Molly and Annelise volunteered with the Ghana ACT (Alliance for Community Transformations) education program. They spent eight-and-a-half weeks teaching English, math, science and computer skills to students at McColin’s Primary School in Fiave, Ho—a school that “focuses on providing a good education to underprivileged children: orphans, children with single mothers, children of teenage parents.” They also showed the kids how to throw a football and how to play basketball, using equipment that had been donated by many at W&L before they left.
And when they weren’t teaching or coaching, they were running and writing about their experiences.
First, the writing. All the the entries on both Molly’s blog (click on stories and read from the bottom up) and Annelise’s blog are worth reading. Some posts are duplicated on the other’s blog, but they are invariably filled with wonderfully rich detail and anecdotes—showing the students the internet, a small-world encounter with a VMI alum, erecting basketball goals at the school and teaching the students how to play.
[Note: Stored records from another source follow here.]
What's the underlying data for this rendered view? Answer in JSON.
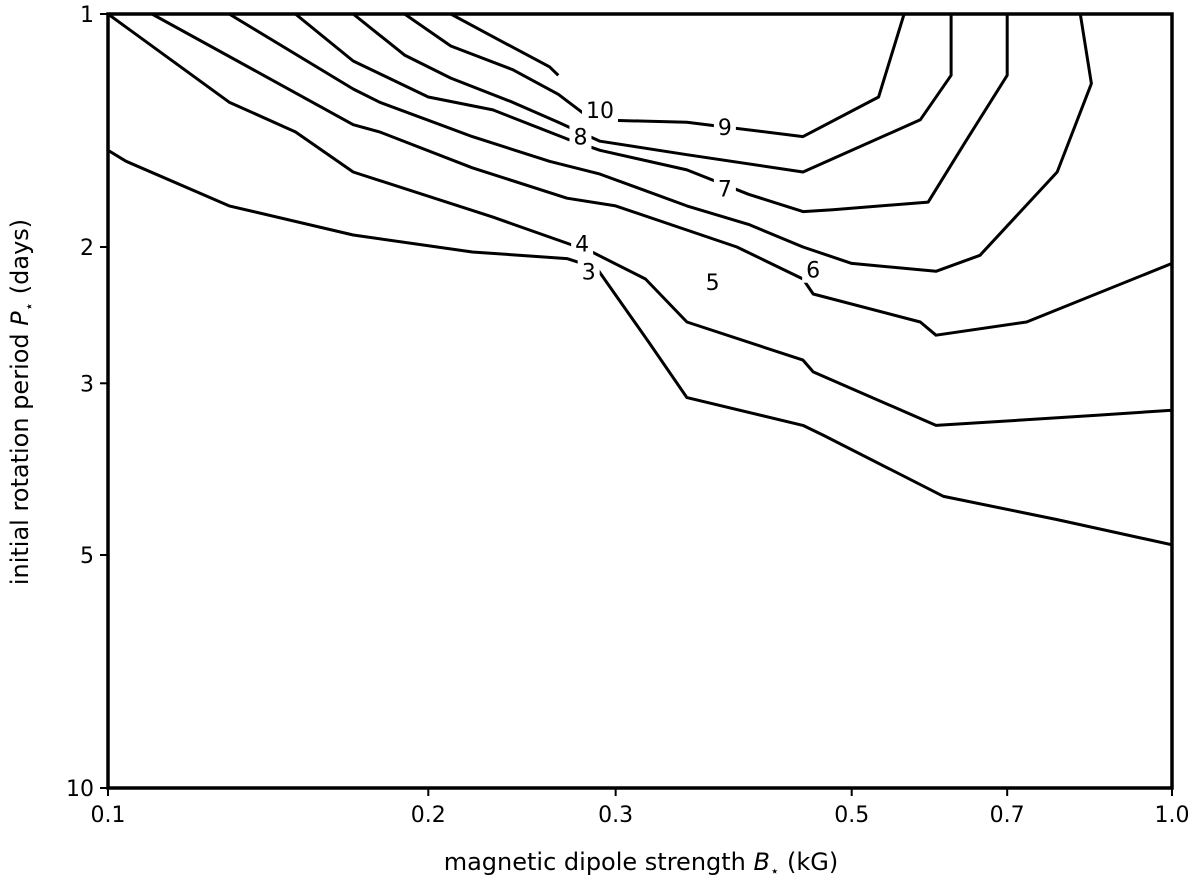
{
  "chart_data": {
    "type": "contour",
    "xlabel": "magnetic dipole strength",
    "xlabel_symbol": "B",
    "xlabel_unit": "(kG)",
    "ylabel": "initial rotation period",
    "ylabel_symbol": "P",
    "ylabel_unit": "(days)",
    "x_scale": "log",
    "y_scale": "log",
    "y_inverted": true,
    "xlim": [
      0.1,
      1.0
    ],
    "ylim": [
      1,
      10
    ],
    "grid": false,
    "x_ticks": [
      {
        "value": 0.1,
        "label": "0.1"
      },
      {
        "value": 0.2,
        "label": "0.2"
      },
      {
        "value": 0.3,
        "label": "0.3"
      },
      {
        "value": 0.5,
        "label": "0.5"
      },
      {
        "value": 0.7,
        "label": "0.7"
      },
      {
        "value": 1.0,
        "label": "1.0"
      }
    ],
    "y_ticks": [
      {
        "value": 1,
        "label": "1"
      },
      {
        "value": 2,
        "label": "2"
      },
      {
        "value": 3,
        "label": "3"
      },
      {
        "value": 5,
        "label": "5"
      },
      {
        "value": 10,
        "label": "10"
      }
    ],
    "contours": [
      {
        "level": 3,
        "label": "3",
        "label_at": [
          0.283,
          2.15
        ],
        "points": [
          [
            0.1,
            1.5
          ],
          [
            0.104,
            1.55
          ],
          [
            0.13,
            1.77
          ],
          [
            0.17,
            1.93
          ],
          [
            0.22,
            2.03
          ],
          [
            0.27,
            2.07
          ],
          [
            0.288,
            2.13
          ],
          [
            0.322,
            2.65
          ],
          [
            0.35,
            3.13
          ],
          [
            0.45,
            3.4
          ],
          [
            0.47,
            3.5
          ],
          [
            0.61,
            4.2
          ],
          [
            0.78,
            4.5
          ],
          [
            1.0,
            4.85
          ]
        ]
      },
      {
        "level": 4,
        "label": "4",
        "label_at": [
          0.279,
          1.98
        ],
        "points": [
          [
            0.1,
            1.0
          ],
          [
            0.13,
            1.3
          ],
          [
            0.15,
            1.42
          ],
          [
            0.17,
            1.6
          ],
          [
            0.23,
            1.83
          ],
          [
            0.285,
            2.03
          ],
          [
            0.32,
            2.2
          ],
          [
            0.35,
            2.5
          ],
          [
            0.45,
            2.8
          ],
          [
            0.46,
            2.9
          ],
          [
            0.6,
            3.4
          ],
          [
            0.85,
            3.3
          ],
          [
            1.0,
            3.25
          ]
        ]
      },
      {
        "level": 5,
        "label": "5",
        "label_at": [
          0.37,
          2.22
        ],
        "points": [
          [
            0.11,
            1.0
          ],
          [
            0.14,
            1.2
          ],
          [
            0.17,
            1.39
          ],
          [
            0.18,
            1.42
          ],
          [
            0.22,
            1.58
          ],
          [
            0.27,
            1.73
          ],
          [
            0.3,
            1.77
          ],
          [
            0.39,
            2.0
          ],
          [
            0.45,
            2.2
          ],
          [
            0.46,
            2.3
          ],
          [
            0.58,
            2.5
          ],
          [
            0.6,
            2.6
          ],
          [
            0.73,
            2.5
          ],
          [
            1.0,
            2.1
          ]
        ]
      },
      {
        "level": 6,
        "label": "6",
        "label_at": [
          0.46,
          2.14
        ],
        "points": [
          [
            0.13,
            1.0
          ],
          [
            0.17,
            1.25
          ],
          [
            0.18,
            1.3
          ],
          [
            0.22,
            1.44
          ],
          [
            0.26,
            1.55
          ],
          [
            0.29,
            1.61
          ],
          [
            0.35,
            1.77
          ],
          [
            0.4,
            1.87
          ],
          [
            0.45,
            2.0
          ],
          [
            0.5,
            2.1
          ],
          [
            0.6,
            2.15
          ],
          [
            0.66,
            2.05
          ],
          [
            0.78,
            1.6
          ],
          [
            0.84,
            1.23
          ],
          [
            0.82,
            1.0
          ]
        ]
      },
      {
        "level": 7,
        "label": "7",
        "label_at": [
          0.38,
          1.68
        ],
        "points": [
          [
            0.15,
            1.0
          ],
          [
            0.17,
            1.15
          ],
          [
            0.2,
            1.28
          ],
          [
            0.23,
            1.33
          ],
          [
            0.27,
            1.45
          ],
          [
            0.29,
            1.5
          ],
          [
            0.35,
            1.59
          ],
          [
            0.4,
            1.71
          ],
          [
            0.45,
            1.8
          ],
          [
            0.48,
            1.79
          ],
          [
            0.59,
            1.75
          ],
          [
            0.64,
            1.46
          ],
          [
            0.7,
            1.2
          ],
          [
            0.7,
            1.0
          ]
        ]
      },
      {
        "level": 8,
        "label": "8",
        "label_at": [
          0.278,
          1.44
        ],
        "points": [
          [
            0.17,
            1.0
          ],
          [
            0.19,
            1.13
          ],
          [
            0.21,
            1.21
          ],
          [
            0.24,
            1.3
          ],
          [
            0.265,
            1.38
          ],
          [
            0.29,
            1.46
          ],
          [
            0.35,
            1.52
          ],
          [
            0.45,
            1.6
          ],
          [
            0.58,
            1.37
          ],
          [
            0.62,
            1.2
          ],
          [
            0.62,
            1.0
          ]
        ]
      },
      {
        "level": 9,
        "label": "9",
        "label_at": [
          0.38,
          1.4
        ],
        "points": [
          [
            0.19,
            1.0
          ],
          [
            0.21,
            1.1
          ],
          [
            0.24,
            1.18
          ],
          [
            0.265,
            1.27
          ],
          [
            0.285,
            1.37
          ],
          [
            0.35,
            1.38
          ],
          [
            0.45,
            1.44
          ],
          [
            0.53,
            1.28
          ],
          [
            0.56,
            1.0
          ]
        ]
      },
      {
        "level": 10,
        "label": "10",
        "label_at": [
          0.29,
          1.33
        ],
        "points": [
          [
            0.21,
            1.0
          ],
          [
            0.23,
            1.07
          ],
          [
            0.26,
            1.17
          ],
          [
            0.265,
            1.2
          ]
        ]
      }
    ]
  }
}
Then there was the running—a whole lot of running as they worked their way up to 70 miles a week. Annelise is the Old Dominion Athletic Conference champion in the mile; Molly was third in the ODAC steeplechase. Both are also on the cross country team: Annelise was fifth and Molly 15th in the ODACs last fall. So a constant refrain in their blogs is the work they’ve been doing to prepare for the upcoming cross country season.
In one of her first posts, Molly wrote that they wanted to not only maintain, but increase their fitness level in order to reach their goal of qualifying for the NCAAs in the fall.
With the Doremus Fitness Center unavailable, Molly and Annelise had to improvise. Mostly, they found some rocks to lift. And the Ghanaians clearly enjoyed watching them train. In their final post from Ghana, Annelise paints a delightful picture with this passage:
Our cross country training has been going well…we continue to increase our mileage and, as we don’t have the nutrition that we are used to in America, it is taking its toll on us. Two-a-days are especially exhausting, as we run at 5:30 am and then again after teaching, playing, and coaching the children at 5:00 pm. Molly and I continue to have a following — people literally stop whatever they are doing and run with us for a few steps or an entire mile. Sometimes we feel how Forrest Gump must have felt on his long run.
Now it’s back to the States and preparing for Aug. 31, when the Generals travel to the ODAC Cross Country Preview in Harrisonburg.